Peter, Arty and I all shared the same worry about Sirius. Wanting to reach out and make sure he was alright but not entirely knowing how. After the first few rejections, giving up. Taking a step back and respecting his choice to be alone; though not enjoying that fact.

James' reaction was interesting. Possibly the most torn out of all of us, yet equally the most certain of his reaction.

"Sirius needs this space. We can't break in. He'd never get over being seen in the state we all know he's probably in." James said.
"I just wish he'd let us do something for him during that space. He needs some type of funeral, right?" He added.

"We could send him candles?" I suggested.

Peter and James both looked at me as if they didn't understand.

"People light a candle as remembrance sometimes. It helped Arty to move onto the next stage of grief." I revealed slightly awkwardly, not feeling knowledgeable at all.

They both shook their heads.

"I don't think he'd do anything with them if we sent him candles." Peter said and I actually agreed, they'd be disregarded to one side like many of the letters we had anxiously posted through his door.

We all sat in silence for a bit. Our heads bowed in deep thought.

"How's Art dealing with it?" James asked, breaking that silence.

"She'll be alright.
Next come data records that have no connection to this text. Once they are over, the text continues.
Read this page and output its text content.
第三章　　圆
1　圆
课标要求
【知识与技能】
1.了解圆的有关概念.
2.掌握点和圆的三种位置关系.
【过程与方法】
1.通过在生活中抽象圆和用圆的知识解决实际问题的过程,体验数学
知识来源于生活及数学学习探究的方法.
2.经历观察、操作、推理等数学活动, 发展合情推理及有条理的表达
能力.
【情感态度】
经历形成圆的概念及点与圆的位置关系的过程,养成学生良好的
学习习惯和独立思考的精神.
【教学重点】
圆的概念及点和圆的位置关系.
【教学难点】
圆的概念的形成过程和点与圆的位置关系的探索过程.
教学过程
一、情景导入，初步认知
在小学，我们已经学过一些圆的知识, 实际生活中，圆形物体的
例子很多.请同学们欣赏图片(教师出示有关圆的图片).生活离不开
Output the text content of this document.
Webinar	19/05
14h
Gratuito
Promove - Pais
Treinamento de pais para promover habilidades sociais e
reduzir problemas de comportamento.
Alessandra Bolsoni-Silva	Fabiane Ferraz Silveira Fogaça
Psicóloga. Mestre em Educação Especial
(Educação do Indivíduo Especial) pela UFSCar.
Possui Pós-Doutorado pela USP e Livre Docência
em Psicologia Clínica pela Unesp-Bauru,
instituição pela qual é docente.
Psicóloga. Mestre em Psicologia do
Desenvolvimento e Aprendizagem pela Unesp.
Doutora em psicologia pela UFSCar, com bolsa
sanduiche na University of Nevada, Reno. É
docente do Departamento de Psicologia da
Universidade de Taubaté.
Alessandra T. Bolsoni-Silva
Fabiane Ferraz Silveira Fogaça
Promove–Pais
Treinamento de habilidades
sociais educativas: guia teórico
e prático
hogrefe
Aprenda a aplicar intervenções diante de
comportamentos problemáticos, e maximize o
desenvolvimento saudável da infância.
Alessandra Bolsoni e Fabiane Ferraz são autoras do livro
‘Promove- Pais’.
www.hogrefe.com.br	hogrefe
She's taking each day slowly. I'm not too worried about her, she talks to me...we lit candles for him." I revealed.

They both nodded in understanding on why it was a suggestion I came up with for Sirius.

"Let's just go see him. What's the worst that can happen? He turns us down, we all go home?" Peter said.

"True." Both James and I said.
"We can try." I added.

We all shortly arrived at the small block of flats where Sirius lived; on the first floor, his curtains drawn and no sign of movement or change since the last time I had attempted to visit.

James knocked.

"Pads? It's James." He said loudly enough to be heard but in a sensitive manner.

Movement.

A key turning in the lock, a chain rattling against the wooden door. The handle turning.

My heart started to beat heavily in my chest, the anticipation of seeing Sirius having built throughout the week. Growing sick and exhausted with worry over my friend.

The door opened, only a crack. The chain still attached, only revealing a dark room and a shadowed figure standing further back from the door.

"And Remus and Peter." James added awkwardly.

The door slammed shut and my heart sank.

I didn't know what I had done to be so blatantly ignored and avoided. I just wanted to comfort a friend who had just experienced a huge level of loss.

Suddenly a note was pushed through the letterbox.